Valienska Magfira

Not Just Blood

Take This, For It Is My Body, Unsettling Suite, by Sarah Jane Norman

For Australian-Aboriginal artist Sarah Jane Norman, blood has been used to represent the Aboriginals’ dark colonial history. ‘Take This, For It Is My Body’ is an interactive performance piece where 6 audience members sit for a traditional afternoon tea served with fresh scones prepared by the artist themselves with their own blood.

 

Vergroot

Take This, For It Is My Body, Unsettling Suite, Sarah Jane Norman, Dance Territories - Phebe Schmidt

In this performance piece, audiences are confronted with Norman’s blood in all kinds of ways: as a material, as a ‘contamination’ to the food, and lastly, as a bloodline. These confrontations all lead to the apparent mistreatment of aboriginals that has shaped Australia’s culture- one that hits close to home for the artist and their family. More specifically, it refers to the disturbing cases of the poisoned flours that were delivered to mission islands where aboriginal groups have been displaced.
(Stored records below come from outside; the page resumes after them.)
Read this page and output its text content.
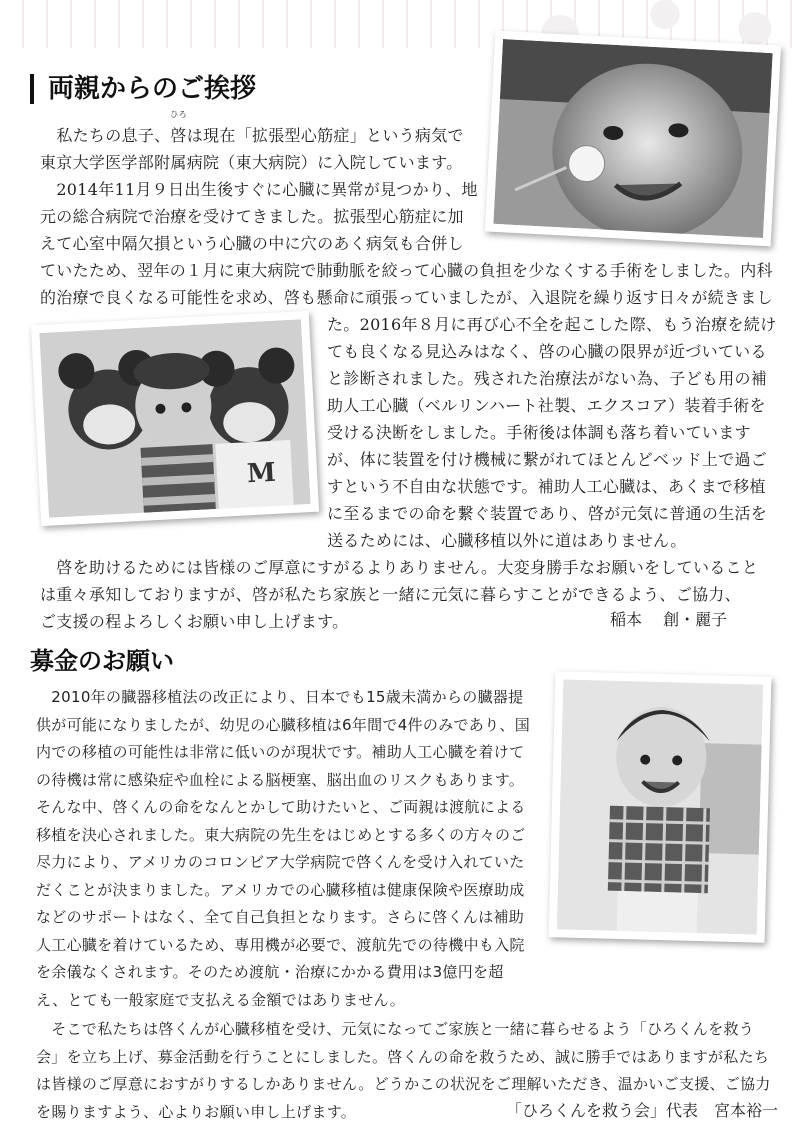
両親からのご挨拶
　私たちの息子、啓
ひろ
は現在「拡張型心筋症」という病気で
東京大学医学部附属病院（東大病院）に入院しています。
　2014年11月９日出生後すぐに心臓に異常が見つかり、地
元の総合病院で治療を受けてきました。拡張型心筋症に加
えて心室中隔欠損という心臓の中に穴のあく病気も合併し
ていたため、翌年の１月に東大病院で肺動脈を絞って心臓の負担を少なくする手術をしました。内科
的治療で良くなる可能性を求め、啓も懸命に頑張っていましたが、入退院を繰り返す日々が続きまし
た。2016年８月に再び心不全を起こした際、もう治療を続け
ても良くなる見込みはなく、啓の心臓の限界が近づいている
と診断されました。残された治療法がない為、子ども用の補
助人工心臓（ベルリンハート社製、エクスコア）装着手術を
受ける決断をしました。手術後は体調も落ち着いています
が、体に装置を付け機械に繋がれてほとんどベッド上で過ご
すという不自由な状態です。補助人工心臓は、あくまで移植
に至るまでの命を繋ぐ装置であり、啓が元気に普通の生活を
送るためには、心臓移植以外に道はありません。
　啓を助けるためには皆様のご厚意にすがるよりありません。大変身勝手なお願いをしていること
は重々承知しておりますが、啓が私たち家族と一緒に元気に暮らすことができるよう、ご協力、
ご支援の程よろしくお願い申し上げます。	稲本　 創・麗子

M
募金のお願い
　2010年の臓器移植法の改正により、日本でも15歳未満からの臓器提
供が可能になりましたが、幼児の心臓移植は6年間で4件のみであり、国
内での移植の可能性は非常に低いのが現状です。補助人工心臓を着けて
の待機は常に感染症や血栓による脳梗塞、脳出血のリスクもあります。
そんな中、啓くんの命をなんとかして助けたいと、ご両親は渡航による
移植を決心されました。東大病院の先生をはじめとする多くの方々のご
尽力により、アメリカのコロンビア大学病院で啓くんを受け入れていた
だくことが決まりました。アメリカでの心臓移植は健康保険や医療助成
などのサポートはなく、全て自己負担となります。さらに啓くんは補助
人工心臓を着けているため、専用機が必要で、渡航先での待機中も入院
を余儀なくされます。そのため渡航・治療にかかる費用は3億円を超
え、とても一般家庭で支払える金額ではありません。
　そこで私たちは啓くんが心臓移植を受け、元気になってご家族と一緒に暮らせるよう「ひろくんを救う
会」を立ち上げ、募金活動を行うことにしました。啓くんの命を救うため、誠に勝手ではありますが私たち
は皆様のご厚意におすがりするしかありません。どうかこの状況をご理解いただき、温かいご支援、ご協力
を賜りますよう、心よりお願い申し上げます。	「ひろくんを救う会」代表　宮本裕一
Norman shared with RealTime their experience witnessing the audiences reaction to the scones. Where one would eat it enthusiastically almost without a thought, another would treat it like a communal wafer.  

Sarah Jane Norman challenges us to ask ourselves what blood means to us. When Lady Macbeth hallucinates blood, it’s a symbol of guilt and violence. And when the War Boys in Mad Max gets filled up with that ‘high octane blood’, it’s a symbol for fuel or life. Either way, blood is never just blood is it? It will and always be sacred unless we remove all meaning of it. And if we do, what will that make of us?